Ele se tornou líder dos chamados sindicatos fascistas. Como a Itália se tornou uma ditadura sob Benito Mussolini, esses sindicatos eram diferentes dos que havia em países democráticos. Em vez de organizações que agrupavam trabalhadores de um mesmo setor econômico, eles eram meros braços do governo, os únicos com permissão para participar das corporações organizadas pelo Estado. (())
Ou seja, esses sindicatos eram, na verdade, órgãos fascistas criados para substituir outras agremiações, fossem católicas ou socialistas, e impor a política ultranacionalista e centralizadora característica do regime. Eram programas de adequação e dominação.
Só que eles não atingiram o sucesso esperado. "Falharam em educar as massas" foi o argumento usado, explica a socióloga Simonetta Falasca-Zamponi em "Fascist Spectacle" ("Espetáculo fascista", sem edição brasileira).
Projeto urbanístico
Mesmo assim, Rossoni permaneceu nas altas rodas, ocupando cargos importantes no governo.
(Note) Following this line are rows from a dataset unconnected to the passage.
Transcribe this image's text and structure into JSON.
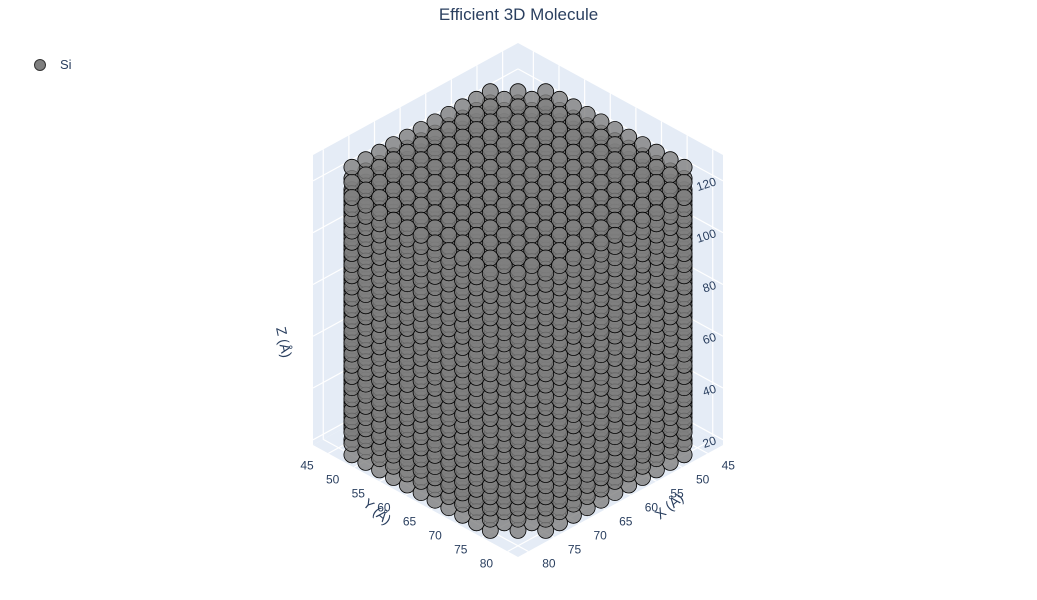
{
  "chart_data": {
    "type": "scatter",
    "title": "Efficient 3D Molecule",
    "legend": {
      "position": "top-left",
      "entries": [
        {
          "name": "Si",
          "color": "#7f7f7f"
        }
      ]
    },
    "series": [
      {
        "name": "Si",
        "color": "#7f7f7f",
        "marker_outline": "#000000",
        "description_of_extent": {
          "x": [
            44,
            82
          ],
          "y": [
            44,
            82
          ],
          "z": [
            22,
            122
          ]
        }
      }
    ],
    "axes": {
      "x": {
        "title": "X (Å)",
        "range": [
          42,
          82
        ],
        "ticks": [
          45,
          50,
          55,
          60,
          65,
          70,
          75,
          80
        ]
      },
      "y": {
        "title": "Y (Å)",
        "range": [
          42,
          82
        ],
        "ticks": [
          45,
          50,
          55,
          60,
          65,
          70,
          75,
          80
        ]
      },
      "z": {
        "title": "Z (Å)",
        "range": [
          18,
          130
        ],
        "ticks": [
          20,
          40,
          60,
          80,
          100,
          120
        ]
      }
    },
    "grid": true,
    "background_color": "#e5ecf6"
  }
}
Em 1935, foi nomeado ministro da agricultura e, secretamente, deu início ao plano de transformar sua Tresigallo natal em uma cidade-modelo.
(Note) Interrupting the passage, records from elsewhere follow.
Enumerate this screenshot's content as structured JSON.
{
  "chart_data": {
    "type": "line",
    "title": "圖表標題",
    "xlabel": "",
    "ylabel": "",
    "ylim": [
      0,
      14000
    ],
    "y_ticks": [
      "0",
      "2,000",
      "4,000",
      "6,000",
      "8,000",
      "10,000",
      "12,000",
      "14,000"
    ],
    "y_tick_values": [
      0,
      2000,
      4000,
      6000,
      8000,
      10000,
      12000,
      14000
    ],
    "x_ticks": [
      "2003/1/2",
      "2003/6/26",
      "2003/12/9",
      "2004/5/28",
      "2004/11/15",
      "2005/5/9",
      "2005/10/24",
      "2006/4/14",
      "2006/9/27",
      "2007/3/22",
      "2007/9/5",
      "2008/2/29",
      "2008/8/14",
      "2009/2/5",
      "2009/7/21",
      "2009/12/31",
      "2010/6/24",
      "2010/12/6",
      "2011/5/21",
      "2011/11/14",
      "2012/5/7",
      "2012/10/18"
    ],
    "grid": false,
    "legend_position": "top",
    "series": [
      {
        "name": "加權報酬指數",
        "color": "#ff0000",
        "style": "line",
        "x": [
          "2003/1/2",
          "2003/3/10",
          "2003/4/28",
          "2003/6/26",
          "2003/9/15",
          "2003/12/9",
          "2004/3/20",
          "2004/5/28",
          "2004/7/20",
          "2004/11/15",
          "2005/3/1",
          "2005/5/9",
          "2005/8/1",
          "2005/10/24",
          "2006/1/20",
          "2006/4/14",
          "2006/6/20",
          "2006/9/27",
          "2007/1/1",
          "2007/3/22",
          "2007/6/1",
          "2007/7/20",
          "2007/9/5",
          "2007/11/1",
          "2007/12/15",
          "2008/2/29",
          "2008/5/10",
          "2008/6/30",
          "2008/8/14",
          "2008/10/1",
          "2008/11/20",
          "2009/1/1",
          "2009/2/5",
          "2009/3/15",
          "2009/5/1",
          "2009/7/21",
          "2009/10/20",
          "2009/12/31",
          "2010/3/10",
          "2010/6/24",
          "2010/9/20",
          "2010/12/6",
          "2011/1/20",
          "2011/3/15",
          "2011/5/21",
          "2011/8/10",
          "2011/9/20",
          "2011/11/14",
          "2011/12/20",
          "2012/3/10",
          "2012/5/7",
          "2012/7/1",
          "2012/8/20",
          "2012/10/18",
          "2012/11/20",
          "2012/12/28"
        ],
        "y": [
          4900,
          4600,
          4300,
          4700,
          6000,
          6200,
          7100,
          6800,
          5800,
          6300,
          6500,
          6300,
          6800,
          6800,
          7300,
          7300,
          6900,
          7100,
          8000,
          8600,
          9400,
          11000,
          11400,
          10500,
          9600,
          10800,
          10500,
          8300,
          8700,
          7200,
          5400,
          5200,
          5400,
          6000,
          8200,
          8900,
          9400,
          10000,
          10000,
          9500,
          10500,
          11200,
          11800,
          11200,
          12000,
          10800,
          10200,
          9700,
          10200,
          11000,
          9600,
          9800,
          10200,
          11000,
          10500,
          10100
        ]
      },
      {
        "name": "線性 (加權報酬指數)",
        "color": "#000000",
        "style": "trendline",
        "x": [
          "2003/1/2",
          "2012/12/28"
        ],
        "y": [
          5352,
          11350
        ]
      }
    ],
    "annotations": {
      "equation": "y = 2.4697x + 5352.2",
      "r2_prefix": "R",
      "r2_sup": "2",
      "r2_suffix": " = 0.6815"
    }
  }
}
Ela ganhou água encanada, uma casa de banho pública e estradas conectando-a a Ferrara e à costa. Rossoni mandou erguer escola, clube, salão de baile e um sanatório especializado no tratamento de tuberculose. Construiu um hotel para atrair industriais à cidade. Com esses esforços, Tresigallo se tornou um polo fabril e uma das maiores produtoras de celulose da Europa.
A população se multiplicou das habituais 500 para 9 mil. Tudo isso sem que Mussolini soubesse de nada.
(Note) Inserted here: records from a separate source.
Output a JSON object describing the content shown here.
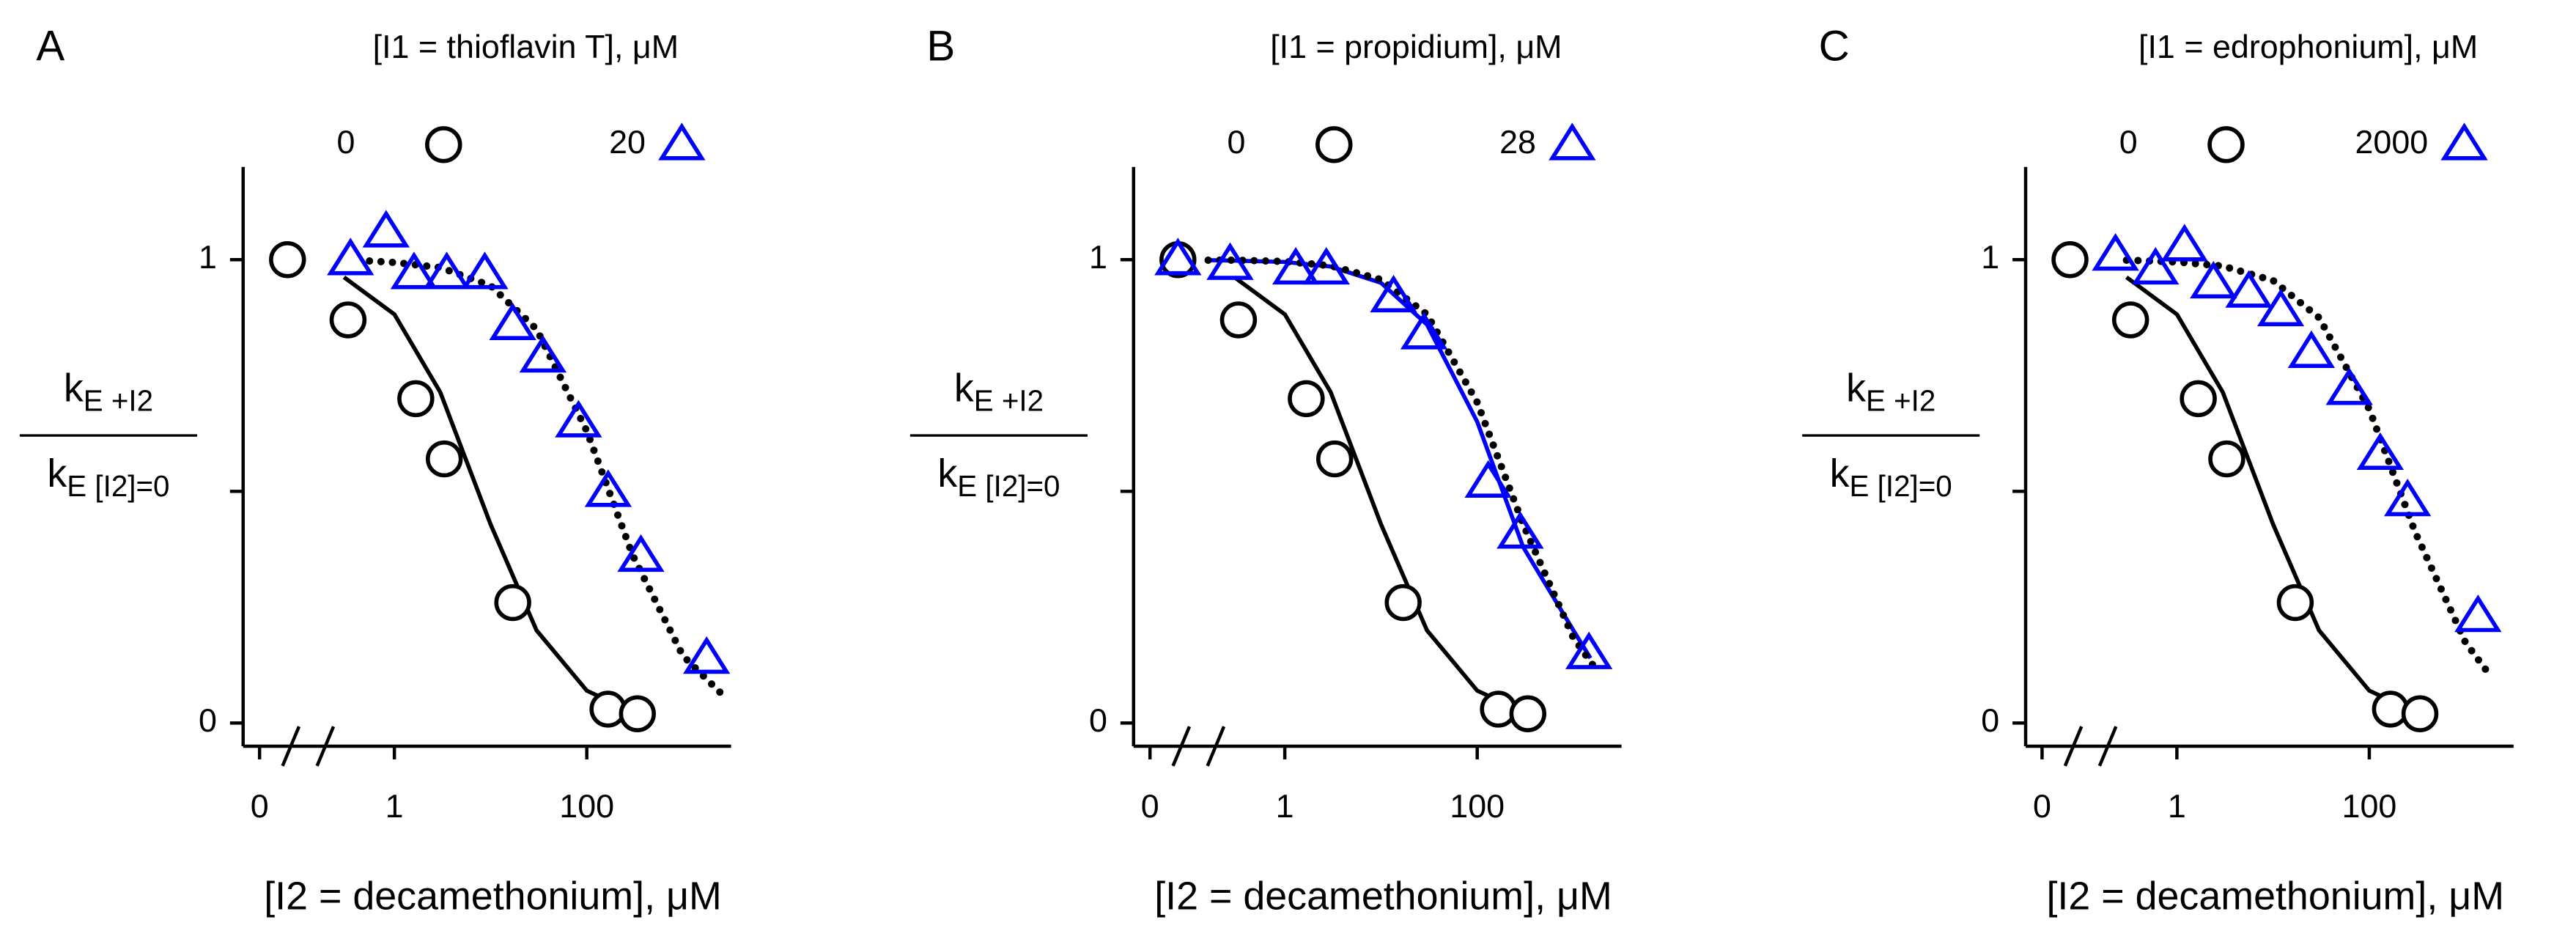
{
  "chart_data": [
    {
      "type": "scatter",
      "panel_label": "A",
      "legend_title": "[I1 = thioflavin T], μM",
      "xlabel": "[I2 = decamethonium], μM",
      "ylabel_numerator": {
        "main": "k",
        "sub": "E +I2"
      },
      "ylabel_denominator": {
        "main": "k",
        "sub": "E [I2]=0"
      },
      "xscale": "log",
      "xlim": [
        0.25,
        3160
      ],
      "xticks": [
        {
          "value": 0,
          "label": "0"
        },
        1,
        100
      ],
      "ylim": [
        -0.05,
        1.2
      ],
      "yticks": [
        0,
        1
      ],
      "yminorticks": [
        0.5
      ],
      "series": [
        {
          "name": "0",
          "marker": "circle",
          "color": "#000000",
          "x": [
            0,
            0.33,
            1.67,
            3.3,
            17,
            166,
            336
          ],
          "values": [
            1,
            0.87,
            0.7,
            0.57,
            0.26,
            0.03,
            0.02
          ]
        },
        {
          "name": "20",
          "marker": "triangle",
          "color": "#0000ff",
          "x": [
            0.35,
            0.82,
            1.6,
            3.5,
            8.7,
            17,
            35,
            82,
            167,
            365,
            1760
          ],
          "values": [
            1,
            1.06,
            0.97,
            0.97,
            0.97,
            0.86,
            0.79,
            0.65,
            0.5,
            0.36,
            0.14
          ]
        }
      ],
      "fit_curves": [
        {
          "style": "solid",
          "color": "#000000",
          "x": [
            0.3,
            1,
            3,
            10,
            30,
            100,
            300,
            500
          ],
          "values": [
            0.962,
            0.882,
            0.714,
            0.429,
            0.2,
            0.07,
            0.024,
            0.015
          ]
        },
        {
          "style": "dotted",
          "color": "#000000",
          "x": [
            0.55,
            1,
            3,
            10,
            30,
            100,
            300,
            1000,
            2500
          ],
          "values": [
            0.997,
            0.994,
            0.983,
            0.944,
            0.85,
            0.63,
            0.362,
            0.145,
            0.064
          ]
        }
      ]
    },
    {
      "type": "scatter",
      "panel_label": "B",
      "legend_title": "[I1 = propidium], μM",
      "xlabel": "[I2 = decamethonium], μM",
      "ylabel_numerator": {
        "main": "k",
        "sub": "E +I2"
      },
      "ylabel_denominator": {
        "main": "k",
        "sub": "E [I2]=0"
      },
      "xscale": "log",
      "xlim": [
        0.25,
        3160
      ],
      "xticks": [
        {
          "value": 0,
          "label": "0"
        },
        1,
        100
      ],
      "ylim": [
        -0.05,
        1.2
      ],
      "yticks": [
        0,
        1
      ],
      "yminorticks": [
        0.5
      ],
      "series": [
        {
          "name": "0",
          "marker": "circle",
          "color": "#000000",
          "x": [
            0,
            0.33,
            1.67,
            3.3,
            17,
            166,
            336
          ],
          "values": [
            1,
            0.87,
            0.7,
            0.57,
            0.26,
            0.03,
            0.02
          ]
        },
        {
          "name": "28",
          "marker": "triangle",
          "color": "#0000ff",
          "x": [
            0,
            0.27,
            1.3,
            2.7,
            13.5,
            28,
            130,
            280,
            1450
          ],
          "values": [
            1,
            0.99,
            0.98,
            0.98,
            0.92,
            0.84,
            0.52,
            0.41,
            0.15
          ]
        }
      ],
      "fit_curves": [
        {
          "style": "solid",
          "color": "#000000",
          "x": [
            0.3,
            1,
            3,
            10,
            30,
            100,
            300,
            500
          ],
          "values": [
            0.962,
            0.882,
            0.714,
            0.429,
            0.2,
            0.07,
            0.024,
            0.015
          ]
        },
        {
          "style": "solid",
          "color": "#0000ff",
          "x": [
            0.16,
            0.3,
            1,
            3,
            10,
            30,
            100,
            300,
            1000,
            1500
          ],
          "values": [
            0.999,
            0.998,
            0.995,
            0.985,
            0.95,
            0.86,
            0.65,
            0.38,
            0.2,
            0.14
          ]
        },
        {
          "style": "dotted",
          "color": "#000000",
          "x": [
            0.16,
            0.3,
            1,
            3,
            10,
            30,
            100,
            300,
            1000,
            1700
          ],
          "values": [
            0.999,
            0.999,
            0.996,
            0.987,
            0.957,
            0.882,
            0.692,
            0.429,
            0.184,
            0.117
          ]
        }
      ]
    },
    {
      "type": "scatter",
      "panel_label": "C",
      "legend_title": "[I1 = edrophonium], μM",
      "xlabel": "[I2 = decamethonium], μM",
      "ylabel_numerator": {
        "main": "k",
        "sub": "E +I2"
      },
      "ylabel_denominator": {
        "main": "k",
        "sub": "E [I2]=0"
      },
      "xscale": "log",
      "xlim": [
        0.25,
        3160
      ],
      "xticks": [
        {
          "value": 0,
          "label": "0"
        },
        1,
        100
      ],
      "ylim": [
        -0.05,
        1.2
      ],
      "yticks": [
        0,
        1
      ],
      "yminorticks": [
        0.5
      ],
      "series": [
        {
          "name": "0",
          "marker": "circle",
          "color": "#000000",
          "x": [
            0,
            0.33,
            1.67,
            3.3,
            17,
            166,
            336
          ],
          "values": [
            1,
            0.87,
            0.7,
            0.57,
            0.26,
            0.03,
            0.02
          ]
        },
        {
          "name": "2000",
          "marker": "triangle",
          "color": "#0000ff",
          "x": [
            0.23,
            0.6,
            1.2,
            2.4,
            5.6,
            12,
            25,
            62,
            130,
            250,
            1350
          ],
          "values": [
            1.01,
            0.98,
            1.03,
            0.95,
            0.93,
            0.89,
            0.8,
            0.72,
            0.58,
            0.48,
            0.23
          ]
        }
      ],
      "fit_curves": [
        {
          "style": "solid",
          "color": "#000000",
          "x": [
            0.3,
            1,
            3,
            10,
            30,
            100,
            300,
            500
          ],
          "values": [
            0.962,
            0.882,
            0.714,
            0.429,
            0.2,
            0.07,
            0.024,
            0.015
          ]
        },
        {
          "style": "dotted",
          "color": "#000000",
          "x": [
            0.3,
            1,
            3,
            10,
            30,
            100,
            300,
            1000,
            1700
          ],
          "values": [
            0.999,
            0.995,
            0.986,
            0.955,
            0.875,
            0.677,
            0.412,
            0.174,
            0.11
          ]
        }
      ]
    }
  ]
}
Até que o Duce suspeitou, mandou um espião à Emília-Romanha e exigiu explicações do ministro. Rossoni contou que estava fazendo uma cidade-modelo, ideal para ser replicada por toda a Itália. Mussolini gostou do que ouviu e mandou seguir o jogo.
O problema é que isso ocorreu em 1939. No ano seguinte, de olho em anexar uma parte da França, conquistada pelos nazistas, Mussolini jogou a Itália na Segunda Guerra.
Assim como os planos de abocanhar um pedaço da França, que não deram em nada, o projeto de replicar a cidade dos sonhos fascista foi para a gaveta - e de lá não saiu. Em 1943, enquanto os Aliados davam início à conquista da Itália pelo sul, Rossoni apoiou a destituição de Mussolini. Hitler invadiu o país pelo norte, Mussolini recuperou parte do poder na efêmera República de Salò e condenou os traidores à morte.
Não havia mais clima algum para brincar de montar cidades utópicas. Rossoni fugiu para o Canadá e voltou em 1947, quando a guerra havia terminado, o fascismo estava derrotado e seu antigo líder comia manjericão pela raiz.
Ele morreu em 1965 e ganhou um funeral cheio de honrarias na cidade que havia transformado. Mas Tresigallo já estava em decadência: a população despencara para 3 mil.
Na década de 1980, ela começou a ser redescoberta por arquitetos, urbanistas, designers e historiadores. O contexto político favoreceu uma visão mais pragmática, segundo o arquiteto Davide Brugnatti e o historiador Giuseppe Muroni em um artigo na revista de arqueologia "Ex Novo".
"Como a esquerda governou a cidade em praticamente todos os últimos 80 anos, a atitude perante projetos de pesquisa e renovação não poderia ser nostálgica, e mais importância foi dada à forma como os edifícios restaurados poderiam servir como um trunfo para a comunidade", explicam. Quer dizer, não havia espaço político para uma nostalgia de extrema-direita. Não naquela época nem naquele lugar.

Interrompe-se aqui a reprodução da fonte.